I lift my walking device, since it’s impossible to walk around with it on the sand. With my mouth dry and my heart missing a beat, I see the waves approaching me. Or am I the one to be approaching them? The people are looking at us in curiosity again. And yet I couldn’t care less. I love them all, because, regardless of what they believe for me, I’m sure that I will be looking to their eyes neither miserable nor tired. I’ve done something that seemed to be impossible. I can finally rest my arse on the sand, just a few metres away from the sea, and let out this cry of relief or triumph that I had kept inside for an hour. This was how much time we needed to cover the distance of the 200 metres that separated us from the sea. We did it.

Game Over!

Mission accomplished!

All accounted for after that whole dirty trick was: a great accomplishment, my left shoulder almost fallen apart and the pain reaching my nape. The doctor diagnosed some kind of tendon problem because of the burden on the shoulder. The problem existed a long time ago when I was moving my wheelchair alone, walking on the tube’s corridors and crossing the Syntagma square and then Stadiou street in order to go to the university buildings where I took my courses. Those days I can’t sleep because of the pain; plus I find no place to suit me. I barely use the walking device because it is a burden to my whole bad condition and intensifies my pain.

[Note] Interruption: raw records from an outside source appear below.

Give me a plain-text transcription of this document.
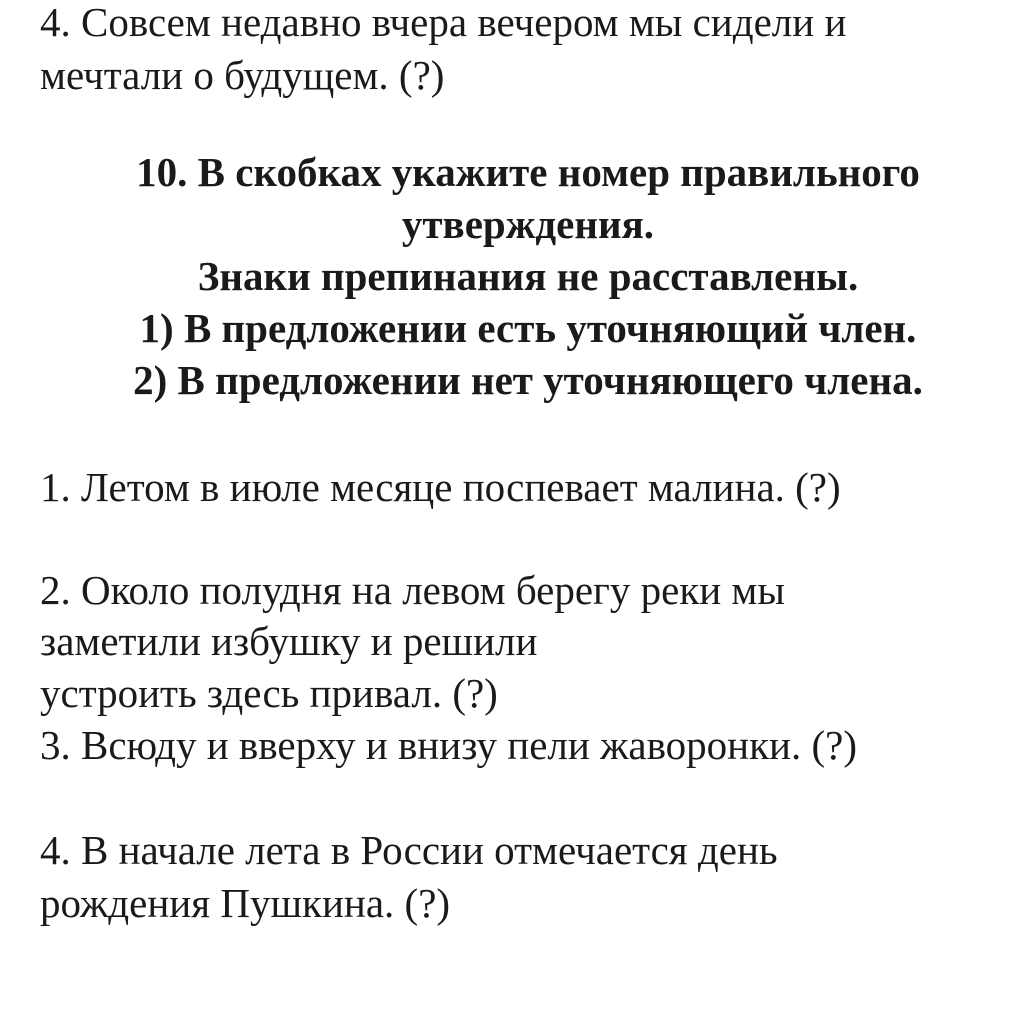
4. Совсем недавно вчера вечером мы сидели и
мечтали о будущем. (?)
10. В скобках укажите номер правильного
утверждения.
Знаки препинания не расставлены.
1) В предложении есть уточняющий член.
2) В предложении нет уточняющего члена.
1. Летом в июле месяце поспевает малина. (?)
2. Около полудня на левом берегу реки мы
заметили избушку и решили
устроить здесь привал. (?)
3. Всюду и вверху и внизу пели жаворонки. (?)
4. В начале лета в России отмечается день
рождения Пушкина. (?)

I will start psysiotherapy again with special exercises in the coming week.
I didn’t say anything to my parents those days about the adventure I just told you. Later, a full of pride Nicholas confessed everything. Do you know what their answer was? ‘You are stupid, because you exhaust your body and worsen your situation. If you hurt, so much the better.’. They are neither wrong nor right. If only they knew how satisfied I feel when I prove to myself that I am capable of living the way I want. I wanted to go to the sea and I did it. I didn’t think of the consequences and this might make me seem to be immature to your eyes but noone of you can offer me any greater pleasure than whenever I am beyond myself. Bring me the gold (medal) and we’ll see to it. I swear. I wasn’t doped at all.